Mediatani – Minimnya regenerasi petani menjadi salah satu masalah dalam menjamin pembangunan sektor pertanian di Tanah Air. Karena saat ini mayoritas petani sudah berada dalam usia rata-rata 50 tahun. Itu artinya, beberapa tahun lagi mereka sudah tidak produktif dalam bekerja.
Masih kurangnya milenial yang terlibat dalam dunia pertanian itu disebabkan karena di benak pemuda, citra petani dianggap masih jauh dari kesejahteraan. Belum lagi ketakutan akan mengalami gagal panen sedangkan modal yang digunakan di awal cukup besar.
Menanggapi hal tersebut, Ketua Duta Petani Milenial Sandi Octa Susila mengatakan anggapan tentang sektor pertanian yang tak mampu menghasilkan uang yang banyak adalah pemikiran yang keliru. Sebab, ia mencontohkan dirinya yang lima tahun berkecimpung di bidang tersebut telah mendapatkan hasil yang menguntungkan.
“Kalau enggak ada uangnya, saya ke sektor lain. Saya rasakan betul usaha yang saya jalankan memang kurang lebih udah 5 tahun,” kata Sandi di Graha BNPB, Jakarta Timur, Senin (23/11/2020).
Dia menceritakan awal mula dirinya untuk terjun menjadi wirausahawan di sektor pertanian. Saat itu dirinya hanya mempekerjakan 5 hingga 15 petani. Namun, dengan tekad dan kerja keras, kini ia sudah semakin mengembangkan pertaniannya. Di lahan seluas 98 hektare yang dikelolanya sudah ada 385 petani yang diajaknya bergabung.
“Alhamdulillah sekarang saya punya 385 petani. Karena kita memang ada beberapa aspek kerjasama. ada 98 hektare yang kita kelola lahan tersebut. Yang mengelola para petani,” ungkapnya.

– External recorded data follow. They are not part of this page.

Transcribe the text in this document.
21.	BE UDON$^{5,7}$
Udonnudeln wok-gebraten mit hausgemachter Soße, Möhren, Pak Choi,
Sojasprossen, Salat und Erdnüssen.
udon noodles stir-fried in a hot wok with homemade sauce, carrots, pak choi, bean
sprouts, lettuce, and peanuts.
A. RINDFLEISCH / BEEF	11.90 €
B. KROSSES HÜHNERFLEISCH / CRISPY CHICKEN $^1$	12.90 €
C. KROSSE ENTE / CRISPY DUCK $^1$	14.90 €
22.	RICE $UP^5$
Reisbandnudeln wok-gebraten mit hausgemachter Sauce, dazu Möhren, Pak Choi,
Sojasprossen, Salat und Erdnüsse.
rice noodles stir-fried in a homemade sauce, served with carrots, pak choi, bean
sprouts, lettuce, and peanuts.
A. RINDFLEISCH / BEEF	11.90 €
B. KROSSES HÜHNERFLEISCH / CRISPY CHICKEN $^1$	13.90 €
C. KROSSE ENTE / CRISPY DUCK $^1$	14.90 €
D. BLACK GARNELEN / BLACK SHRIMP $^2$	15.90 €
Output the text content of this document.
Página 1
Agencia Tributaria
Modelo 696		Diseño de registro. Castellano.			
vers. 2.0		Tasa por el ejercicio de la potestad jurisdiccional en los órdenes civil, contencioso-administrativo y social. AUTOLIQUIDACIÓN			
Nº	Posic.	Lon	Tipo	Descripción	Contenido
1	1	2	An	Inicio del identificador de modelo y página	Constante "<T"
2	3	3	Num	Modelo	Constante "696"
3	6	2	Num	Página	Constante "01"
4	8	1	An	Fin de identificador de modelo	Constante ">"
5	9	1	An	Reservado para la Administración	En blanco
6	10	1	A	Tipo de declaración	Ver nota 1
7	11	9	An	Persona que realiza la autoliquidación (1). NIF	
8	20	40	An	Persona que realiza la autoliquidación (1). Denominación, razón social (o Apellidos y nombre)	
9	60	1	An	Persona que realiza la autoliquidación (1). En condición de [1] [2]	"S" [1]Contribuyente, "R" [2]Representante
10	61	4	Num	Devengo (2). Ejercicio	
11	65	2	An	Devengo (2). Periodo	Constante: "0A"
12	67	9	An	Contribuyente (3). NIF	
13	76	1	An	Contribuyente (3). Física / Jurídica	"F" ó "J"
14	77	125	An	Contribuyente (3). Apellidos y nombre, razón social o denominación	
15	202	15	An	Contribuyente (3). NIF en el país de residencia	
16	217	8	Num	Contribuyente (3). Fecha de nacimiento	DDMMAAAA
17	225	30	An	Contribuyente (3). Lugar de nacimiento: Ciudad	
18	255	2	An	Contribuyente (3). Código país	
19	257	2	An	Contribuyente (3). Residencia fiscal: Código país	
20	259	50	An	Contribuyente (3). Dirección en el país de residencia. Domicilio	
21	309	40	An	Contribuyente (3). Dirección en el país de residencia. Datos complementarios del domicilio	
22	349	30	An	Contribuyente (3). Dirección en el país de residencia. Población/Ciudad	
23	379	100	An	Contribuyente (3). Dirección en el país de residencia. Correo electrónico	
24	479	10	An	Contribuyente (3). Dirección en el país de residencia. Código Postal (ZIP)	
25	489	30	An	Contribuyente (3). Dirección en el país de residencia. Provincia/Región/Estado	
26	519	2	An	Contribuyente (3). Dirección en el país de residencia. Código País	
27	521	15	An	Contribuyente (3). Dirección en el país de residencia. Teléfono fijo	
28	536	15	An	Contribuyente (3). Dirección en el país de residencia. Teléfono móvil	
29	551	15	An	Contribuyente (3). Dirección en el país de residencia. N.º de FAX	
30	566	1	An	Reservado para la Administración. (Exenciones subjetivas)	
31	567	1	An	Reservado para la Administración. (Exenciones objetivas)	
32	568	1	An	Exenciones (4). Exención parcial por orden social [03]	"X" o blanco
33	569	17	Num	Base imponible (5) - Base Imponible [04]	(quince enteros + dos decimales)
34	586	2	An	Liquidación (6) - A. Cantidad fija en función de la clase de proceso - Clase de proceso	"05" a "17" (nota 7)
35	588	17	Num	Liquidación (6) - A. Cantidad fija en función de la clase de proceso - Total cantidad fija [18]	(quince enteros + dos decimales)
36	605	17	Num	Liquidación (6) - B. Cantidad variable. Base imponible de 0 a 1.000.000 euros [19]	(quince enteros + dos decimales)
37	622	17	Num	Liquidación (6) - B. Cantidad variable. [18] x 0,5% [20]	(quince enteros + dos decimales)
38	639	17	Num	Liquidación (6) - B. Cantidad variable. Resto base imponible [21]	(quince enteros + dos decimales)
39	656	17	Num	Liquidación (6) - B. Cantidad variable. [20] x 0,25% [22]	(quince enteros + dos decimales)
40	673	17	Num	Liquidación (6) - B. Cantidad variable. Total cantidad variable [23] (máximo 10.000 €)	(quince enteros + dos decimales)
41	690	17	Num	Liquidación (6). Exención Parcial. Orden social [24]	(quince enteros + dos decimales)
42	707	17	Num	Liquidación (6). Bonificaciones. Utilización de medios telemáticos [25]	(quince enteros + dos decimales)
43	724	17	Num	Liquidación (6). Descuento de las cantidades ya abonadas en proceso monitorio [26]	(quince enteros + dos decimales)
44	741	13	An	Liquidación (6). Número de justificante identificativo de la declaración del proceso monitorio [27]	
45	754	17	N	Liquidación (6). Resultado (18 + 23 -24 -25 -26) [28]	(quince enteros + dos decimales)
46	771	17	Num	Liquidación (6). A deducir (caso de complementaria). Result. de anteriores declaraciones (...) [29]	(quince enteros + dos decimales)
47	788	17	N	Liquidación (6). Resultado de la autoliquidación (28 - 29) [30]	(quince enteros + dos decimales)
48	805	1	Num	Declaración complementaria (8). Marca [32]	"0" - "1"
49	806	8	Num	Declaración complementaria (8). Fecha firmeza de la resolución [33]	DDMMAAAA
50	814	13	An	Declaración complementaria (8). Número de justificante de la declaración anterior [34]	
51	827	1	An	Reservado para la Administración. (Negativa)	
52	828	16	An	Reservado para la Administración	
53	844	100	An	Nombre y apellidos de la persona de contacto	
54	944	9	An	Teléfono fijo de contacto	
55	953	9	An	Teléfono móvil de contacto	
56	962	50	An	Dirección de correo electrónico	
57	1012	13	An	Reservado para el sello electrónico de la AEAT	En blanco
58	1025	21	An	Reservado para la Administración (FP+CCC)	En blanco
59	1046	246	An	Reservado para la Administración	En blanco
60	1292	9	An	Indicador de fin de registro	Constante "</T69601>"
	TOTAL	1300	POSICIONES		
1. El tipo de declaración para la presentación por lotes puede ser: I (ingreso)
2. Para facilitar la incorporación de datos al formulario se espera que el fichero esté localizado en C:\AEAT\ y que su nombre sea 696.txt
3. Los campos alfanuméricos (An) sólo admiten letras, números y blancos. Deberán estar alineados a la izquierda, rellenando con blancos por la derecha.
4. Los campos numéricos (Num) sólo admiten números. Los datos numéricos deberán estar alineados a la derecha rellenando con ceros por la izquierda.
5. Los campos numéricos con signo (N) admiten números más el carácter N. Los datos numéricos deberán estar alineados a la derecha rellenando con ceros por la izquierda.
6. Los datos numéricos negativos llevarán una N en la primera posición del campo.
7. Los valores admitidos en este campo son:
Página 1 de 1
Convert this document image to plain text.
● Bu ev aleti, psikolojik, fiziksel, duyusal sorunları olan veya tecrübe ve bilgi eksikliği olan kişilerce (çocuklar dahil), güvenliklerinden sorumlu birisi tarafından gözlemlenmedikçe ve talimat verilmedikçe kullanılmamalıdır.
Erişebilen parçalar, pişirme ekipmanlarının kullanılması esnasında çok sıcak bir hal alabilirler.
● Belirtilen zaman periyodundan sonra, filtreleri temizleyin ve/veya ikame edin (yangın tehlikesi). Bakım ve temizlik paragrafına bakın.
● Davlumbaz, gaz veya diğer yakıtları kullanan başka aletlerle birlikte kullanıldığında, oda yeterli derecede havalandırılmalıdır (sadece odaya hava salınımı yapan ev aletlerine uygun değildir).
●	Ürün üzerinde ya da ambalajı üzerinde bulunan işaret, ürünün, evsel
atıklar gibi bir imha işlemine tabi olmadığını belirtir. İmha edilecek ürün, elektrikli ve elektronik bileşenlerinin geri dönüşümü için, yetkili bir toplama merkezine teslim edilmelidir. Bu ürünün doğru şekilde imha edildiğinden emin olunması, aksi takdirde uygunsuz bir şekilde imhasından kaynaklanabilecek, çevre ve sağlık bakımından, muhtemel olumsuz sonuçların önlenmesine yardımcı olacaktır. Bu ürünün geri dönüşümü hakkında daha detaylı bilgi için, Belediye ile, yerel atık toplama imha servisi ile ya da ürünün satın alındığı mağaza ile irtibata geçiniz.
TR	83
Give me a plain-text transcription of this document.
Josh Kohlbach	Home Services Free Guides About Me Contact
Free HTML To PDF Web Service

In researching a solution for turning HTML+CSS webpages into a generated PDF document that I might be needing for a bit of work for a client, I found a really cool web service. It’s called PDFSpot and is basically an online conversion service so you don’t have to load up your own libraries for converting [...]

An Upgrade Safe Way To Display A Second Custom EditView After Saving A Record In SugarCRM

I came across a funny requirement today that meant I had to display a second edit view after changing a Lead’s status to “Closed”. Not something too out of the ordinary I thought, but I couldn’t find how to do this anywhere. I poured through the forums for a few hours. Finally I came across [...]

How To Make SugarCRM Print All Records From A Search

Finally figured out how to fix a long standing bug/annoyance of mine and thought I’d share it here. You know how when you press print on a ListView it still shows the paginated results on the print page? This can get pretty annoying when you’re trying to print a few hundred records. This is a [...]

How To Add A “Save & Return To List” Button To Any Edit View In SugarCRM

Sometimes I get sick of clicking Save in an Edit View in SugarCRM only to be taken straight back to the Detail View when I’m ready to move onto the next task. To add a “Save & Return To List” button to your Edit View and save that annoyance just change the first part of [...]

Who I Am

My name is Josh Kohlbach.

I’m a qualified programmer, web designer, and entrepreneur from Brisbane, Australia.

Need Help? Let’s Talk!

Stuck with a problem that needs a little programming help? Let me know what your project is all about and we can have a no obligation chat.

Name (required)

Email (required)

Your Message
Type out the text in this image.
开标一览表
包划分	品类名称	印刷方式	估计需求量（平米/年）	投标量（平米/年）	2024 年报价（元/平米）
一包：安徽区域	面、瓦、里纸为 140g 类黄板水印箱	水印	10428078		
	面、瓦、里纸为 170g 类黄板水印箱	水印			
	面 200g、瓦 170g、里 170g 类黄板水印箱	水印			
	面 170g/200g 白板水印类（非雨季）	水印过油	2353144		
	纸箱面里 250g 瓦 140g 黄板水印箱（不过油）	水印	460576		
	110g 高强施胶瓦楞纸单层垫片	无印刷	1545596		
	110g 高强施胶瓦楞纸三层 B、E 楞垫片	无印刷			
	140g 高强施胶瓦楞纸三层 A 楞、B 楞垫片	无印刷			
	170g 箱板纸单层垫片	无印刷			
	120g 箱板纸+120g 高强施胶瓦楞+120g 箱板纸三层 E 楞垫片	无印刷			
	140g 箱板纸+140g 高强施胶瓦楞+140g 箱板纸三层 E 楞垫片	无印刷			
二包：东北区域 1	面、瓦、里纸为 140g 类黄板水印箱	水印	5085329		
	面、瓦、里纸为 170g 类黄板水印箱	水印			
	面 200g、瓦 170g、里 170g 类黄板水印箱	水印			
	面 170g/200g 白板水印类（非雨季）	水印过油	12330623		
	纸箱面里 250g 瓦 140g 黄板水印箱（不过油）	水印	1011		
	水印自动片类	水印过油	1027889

Meski demikian, lulusan Institut Pertanian Bogor (IPB) itu tak menampik kesulitan yang dialaminya saat memulai membangun bisnis pertanian. Apalagi saat mengajak bekerjasama para petani di desanya yang seluruhnya berusia tua.
Menurut Sandi, salah satu kendala yang dihadapinya yaitu generasi petani tua yang tak mampu menggunakan teknologi digital. Padahal, Ia mengaku telah berulang kali melatih petani namun tetap tidak bisa diadaptasi.
“Mereka hanya butuh kalimat sederhana dan bisa diimplementasi di lapangan. Jadi, bicara revolusi industri 4.0 itu tidak sampai,” ujarnya.
Untuk mengatasi masalah tersebut itulah, menurut Sandi, kenapa milenial dibutuhkan dalam sektor pertanian. Sebab, hanya milenial yang bisa cepat dalam mengadopsi industri 4.0 di sektor pertanian.
Sementara itu, Kementerian Pertanian (Kementan) juga terus mengajak para petani milenial untuk bergabung dalam era industri pertanian 4.0. Menteri Pertanian Syahrul Yasin Limpo (SYL) meminta generasi milenial pertanian agar dapat memanfaatkan paradigma baru dunia digital dalam mengembangkan dunia pertanian di Indonesia.
“Pertanian sekarang tak lagi sama dengan pertanian di masa lalu. Di era digital seperti sekarang sektor pertanian juga beradaptasi dengan teknologi 4.0 untuk menjawab tantangan ke depan. Di situlah peran serta generasi milenial,” ujarnya beberapa waktu lalu.
Hal serupa juga dipertegas oleh Kepala Badan Penyuluhan dan Pengembangan SDM Pertanian (BPPSDMP) Kementan, Dedi Nursyamsi saat memberikan Kuliah Umum yang digelar Kamis (19/11/2020), secara virtual. Menurutnya, sudah banyak petani milenial yang sukses setelah memanfaatkan pertanian 4.0.
“Misalnya ada petani milenial Indra Bachtiar yang punya Smart Green Farm dengan komoditas tomat ceri yang dikembangkan secara hidroponik. Ada juga 8 Villages yang punya banyak produk pertanian, buah, dan lainnya,” terang Dedi.
Dedi menjelaskan bahwa saat ini sudah banyak petani milenial yang menggunakan aplikasi yang bisa mendekatkan produsen dengan konsumen, atau petani dengan masyarakat.
“Masyarakat harus memenuhi kebutuhan pangannya. Dan dengan aplikasi, masyarakat tidak perlu datang ke pasar, kios, toko, dan lainnya. Mereka cukup order dan bayar melalui aplikasi maka pesanan akan datang ke rumah,” katanya.